Outcome #2: Identify and explain key issues and concepts relevant to the understanding of how human behavior develops over the life span and be able to explain them to a layperson.

CC: Developmental Theories:

  • Grand or Major Theories including psychodynamic theories, learning theories, and cognitive developmental theory.
  • Emergent Theories including ecological, socio-cultural, and epigenetic theories.
Outcome #3: Provide examples from literature and current media that describe development — including dynamic interaction of biological, cognitive & psychosocial or social/emotional/cultural perspectives — as an ongoing set of processes, involving both continuity and change.

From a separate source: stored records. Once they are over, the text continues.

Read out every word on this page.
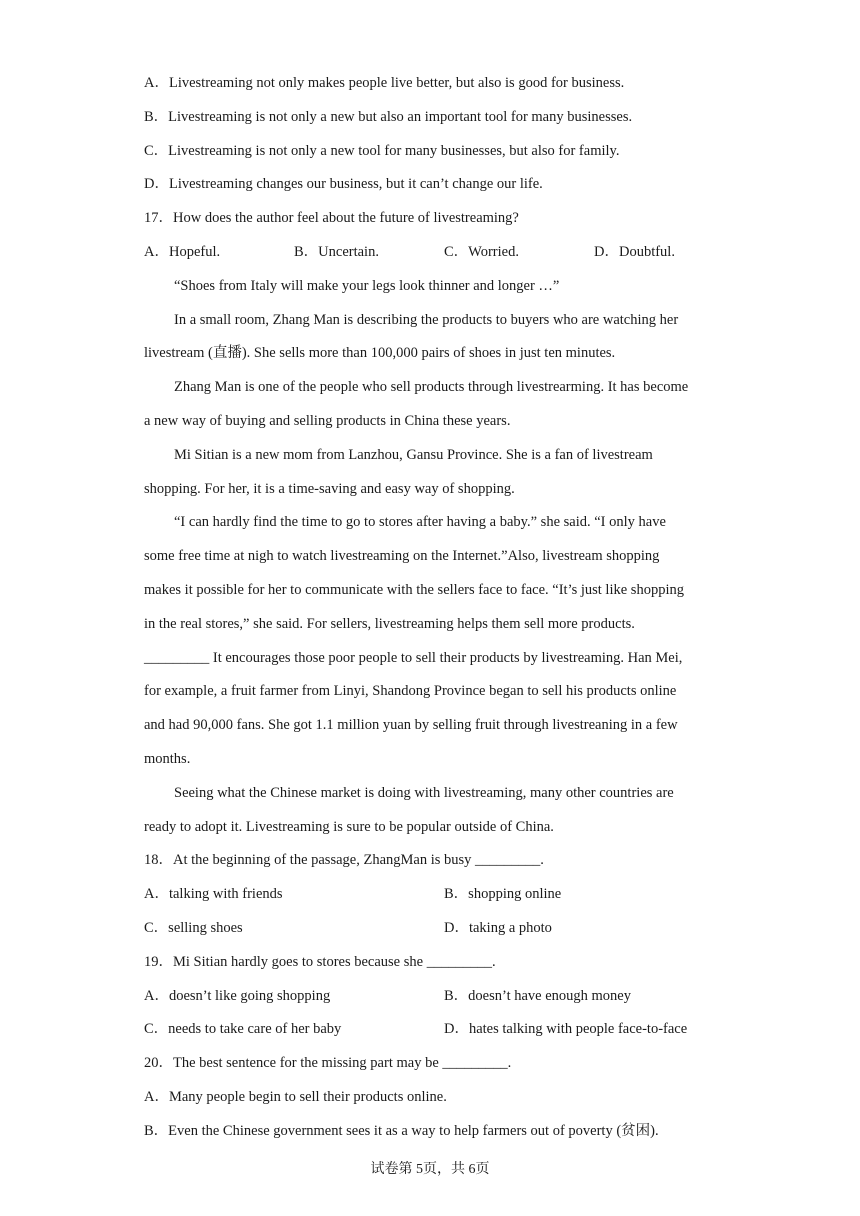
A．Livestreaming not only makes people live better, but also is good for business.
B．Livestreaming is not only a new but also an important tool for many businesses.
C．Livestreaming is not only a new tool for many businesses, but also for family.
D．Livestreaming changes our business, but it can’t change our life.
17．How does the author feel about the future of livestreaming?
A．Hopeful.	B．Uncertain.	C．Worried.	D．Doubtful.
“Shoes from Italy will make your legs look thinner and longer …”
In a small room, Zhang Man is describing the products to buyers who are watching her
livestream (直播). She sells more than 100,000 pairs of shoes in just ten minutes.
Zhang Man is one of the people who sell products through livestrearming. It has become
a new way of buying and selling products in China these years.
Mi Sitian is a new mom from Lanzhou, Gansu Province. She is a fan of livestream
shopping. For her, it is a time-saving and easy way of shopping.
“I can hardly find the time to go to stores after having a baby.” she said. “I only have
some free time at nigh to watch livestreaming on the Internet.”Also, livestream shopping
makes it possible for her to communicate with the sellers face to face. “It’s just like shopping
in the real stores,” she said. For sellers, livestreaming helps them sell more products.
_________ It encourages those poor people to sell their products by livestreaming. Han Mei,
for example, a fruit farmer from Linyi, Shandong Province began to sell his products online
and had 90,000 fans. She got 1.1 million yuan by selling fruit through livestreaning in a few
months.
Seeing what the Chinese market is doing with livestreaming, many other countries are
ready to adopt it. Livestreaming is sure to be popular outside of China.
18．At the beginning of the passage, ZhangMan is busy _________.
A．talking with friends	B．shopping online
C．selling shoes	D．taking a photo
19．Mi Sitian hardly goes to stores because she _________.
A．doesn’t like going shopping	B．doesn’t have enough money
C．needs to take care of her baby	D．hates talking with people face-to-face
20．The best sentence for the missing part may be _________.
A．Many people begin to sell their products online.
B．Even the Chinese government sees it as a way to help farmers out of poverty (贫困).
试卷第 5页，共 6页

CC: Issues in human development:

  • Nature versus Nurture issue in human development.
  • Continuity versus Discontinuity in human development.
  • Universal versus Context-specific development issue.
Outcome #4: Contrast and explain the key points of typical and atypical development across stages of the lifespan.

CC:  Development covered from a chronological, a topical or mixed approach to development including:

  • Prenatal development and infancy
  • Early childhood
  • Middle childhood
  • Adolescence
  • Young adulthood
  • Middle adulthood
  • Late adulthood
  • Death
Outcome #5: Demonstrate knowledge of the research and literature on central questions in the developmental process, including continuity, sources of development, and individual differences.